Langer Abend der Naturwissenschaften

 

Der lange Abend der Naturwissenschaften – ein Rückblick der Schülerfirma
von Laura Topcic

Schon um 15.30 Uhr ging es für einige Mitarbeiter der Schülerfirma mk:return in den Glaskasten im Foyer; der Grund? Es ist der lange Abend der Naturwissenschaften! Für mk:return wurde dieses Jahr ein großer Aufwand aufgeführt, denn die 5 Meter große „Meike“, der Sammeldrache, wurde im Foyer aufgebaut, das hat vor allem die kleinen Besucher des Abends begeistert.

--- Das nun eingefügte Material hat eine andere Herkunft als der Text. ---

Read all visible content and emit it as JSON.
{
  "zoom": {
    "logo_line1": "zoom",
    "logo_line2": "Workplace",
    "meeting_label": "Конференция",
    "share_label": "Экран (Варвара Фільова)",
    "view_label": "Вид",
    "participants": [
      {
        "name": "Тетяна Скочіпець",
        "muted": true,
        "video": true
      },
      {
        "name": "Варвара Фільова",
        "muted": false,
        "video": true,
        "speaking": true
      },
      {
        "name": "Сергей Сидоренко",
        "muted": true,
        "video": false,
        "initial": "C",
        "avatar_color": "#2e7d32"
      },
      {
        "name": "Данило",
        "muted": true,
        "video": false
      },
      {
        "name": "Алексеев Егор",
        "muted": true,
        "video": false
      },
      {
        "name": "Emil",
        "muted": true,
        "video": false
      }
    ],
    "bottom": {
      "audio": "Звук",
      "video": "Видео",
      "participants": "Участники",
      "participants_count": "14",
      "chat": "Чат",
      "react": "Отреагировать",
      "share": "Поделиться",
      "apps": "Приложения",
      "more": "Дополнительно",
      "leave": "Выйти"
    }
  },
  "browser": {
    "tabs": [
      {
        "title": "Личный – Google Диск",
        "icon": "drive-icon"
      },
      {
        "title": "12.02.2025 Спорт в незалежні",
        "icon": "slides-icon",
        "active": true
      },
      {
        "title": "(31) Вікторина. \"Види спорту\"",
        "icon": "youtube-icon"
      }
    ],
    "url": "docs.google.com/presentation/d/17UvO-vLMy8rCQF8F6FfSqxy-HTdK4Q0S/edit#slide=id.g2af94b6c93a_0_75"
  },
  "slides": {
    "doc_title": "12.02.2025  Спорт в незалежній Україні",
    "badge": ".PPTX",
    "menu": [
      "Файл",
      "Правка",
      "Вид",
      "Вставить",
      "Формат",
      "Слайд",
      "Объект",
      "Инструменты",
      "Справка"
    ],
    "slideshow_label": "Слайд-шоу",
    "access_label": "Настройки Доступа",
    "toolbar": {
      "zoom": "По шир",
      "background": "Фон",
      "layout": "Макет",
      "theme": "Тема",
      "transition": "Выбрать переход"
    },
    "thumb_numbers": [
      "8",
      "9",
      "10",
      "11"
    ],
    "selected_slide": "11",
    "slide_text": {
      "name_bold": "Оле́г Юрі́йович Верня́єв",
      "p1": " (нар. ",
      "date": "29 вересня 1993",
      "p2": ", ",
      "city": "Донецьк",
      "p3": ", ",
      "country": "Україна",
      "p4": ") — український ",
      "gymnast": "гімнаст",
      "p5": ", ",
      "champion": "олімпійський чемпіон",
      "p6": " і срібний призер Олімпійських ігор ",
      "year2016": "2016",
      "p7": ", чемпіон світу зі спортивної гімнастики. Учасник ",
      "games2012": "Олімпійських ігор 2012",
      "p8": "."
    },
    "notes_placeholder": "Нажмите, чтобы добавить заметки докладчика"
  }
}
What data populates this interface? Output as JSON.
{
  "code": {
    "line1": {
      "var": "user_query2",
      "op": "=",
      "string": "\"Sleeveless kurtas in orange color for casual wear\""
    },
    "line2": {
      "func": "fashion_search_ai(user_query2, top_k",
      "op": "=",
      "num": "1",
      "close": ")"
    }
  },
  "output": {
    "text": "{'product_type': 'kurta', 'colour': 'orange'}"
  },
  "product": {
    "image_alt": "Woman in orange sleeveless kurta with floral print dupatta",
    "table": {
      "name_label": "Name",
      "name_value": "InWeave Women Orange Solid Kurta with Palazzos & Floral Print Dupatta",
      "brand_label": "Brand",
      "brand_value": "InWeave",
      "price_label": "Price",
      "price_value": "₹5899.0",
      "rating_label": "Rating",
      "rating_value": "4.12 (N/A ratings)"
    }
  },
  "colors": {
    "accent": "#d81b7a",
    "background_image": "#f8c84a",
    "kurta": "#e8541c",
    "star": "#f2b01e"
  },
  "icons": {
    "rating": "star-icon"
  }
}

Dieses Jahr kamen besonders viele Besucher, da das MK ja immerhin 600 Jahre alt wird und es sich dann lohnt zu den vielen schönen Veranstaltungen zu gehen. Es gab von 16 – 18 Uhr Vorträge und danach freie Experimente- und Infostände. Zu den Gruppen der Infostände gehörte auch unser Stand. Eine große Erneuerung an unserem Stand war der Bildschirm wo durchgehend der mk:return–Imagefilm gelaufen ist. Es kamen auch viele Erwachsene um sich über uns zu informieren. Wir konnten viel Interesse bei den Leuten wecken und insgesamt war der Abend ein voller Erfolg. Wenn jetzt jemand nicht beim langen Abend der Naturwissenschaften zu unserem Stand gekommen ist, jetzt aber doch Interesse zeigt, kann er ja auch mal auf unserer Website weiterstöbern.

 

Meike erdrückt von der Last 600-jähriger Schulgeschichte
ein humoristischer Kommentar von Henry Beier
Das Desaster ereignete sich am langen Abend der Naturwissenschaften. Meike, zum ersten Mal am MK und selbst erst 15 Jahre alt, platzte in Konfrontation mit 600 Jahren geballter Schulgeschichte der Kopf. Zwar behauptete Noah Neukam, aktueller Geschäftsführer von mk:return und schulhistorisch unbeeindruckter Physik-Leistungskursler am MK, dass Meike nur deshalb buchstäblich zu Grunde ging, weil einige Leute von den Kochständen, die nicht gerade das Pulver erfunden haben, im Begreifen fortgeschrittener neuzeitphysikalischer Erkenntnisse so bildungsresistent waren, dass sie 5 Kochgeräte an derselben Steckdose anschlossen und so die Sicherung über den Jordan schickten. Jedoch erklärte als Protest auf diese Vorwürfe ein anonymer Betroffener folgendes nicht eindeutig Zuzuordnendes über den Geschäftsführer oder den Drachen: „Das ist doch nur ein aufgeblasener Sack, der heiße Luft rausgelassen hat.“ Diese Stellungnahme sorgt nun noch zusätzlich für dicke Luft. Denn es bleibt ungeklärt, ob gedankenarmes Stecker stecken einen Drachen in die Knie zwingen kann, oder ob dies nur die Wucht von 600 Jahren Bildungsmacht vermag. Wahrscheinlich war es beides zusammen, da wohl nur Schüler einer Bildungsstätte mit 600 Jahren Erfahrung und Kompetenz im Rücken zu einer solch geistreichen physikalischen Meisterleistung im Stande sind. Trotz allem lässt sich jedoch hoffen, dass Meike sich in Zukunft nicht mehr von solchen Geistesgrößen kleinkriegen lässt.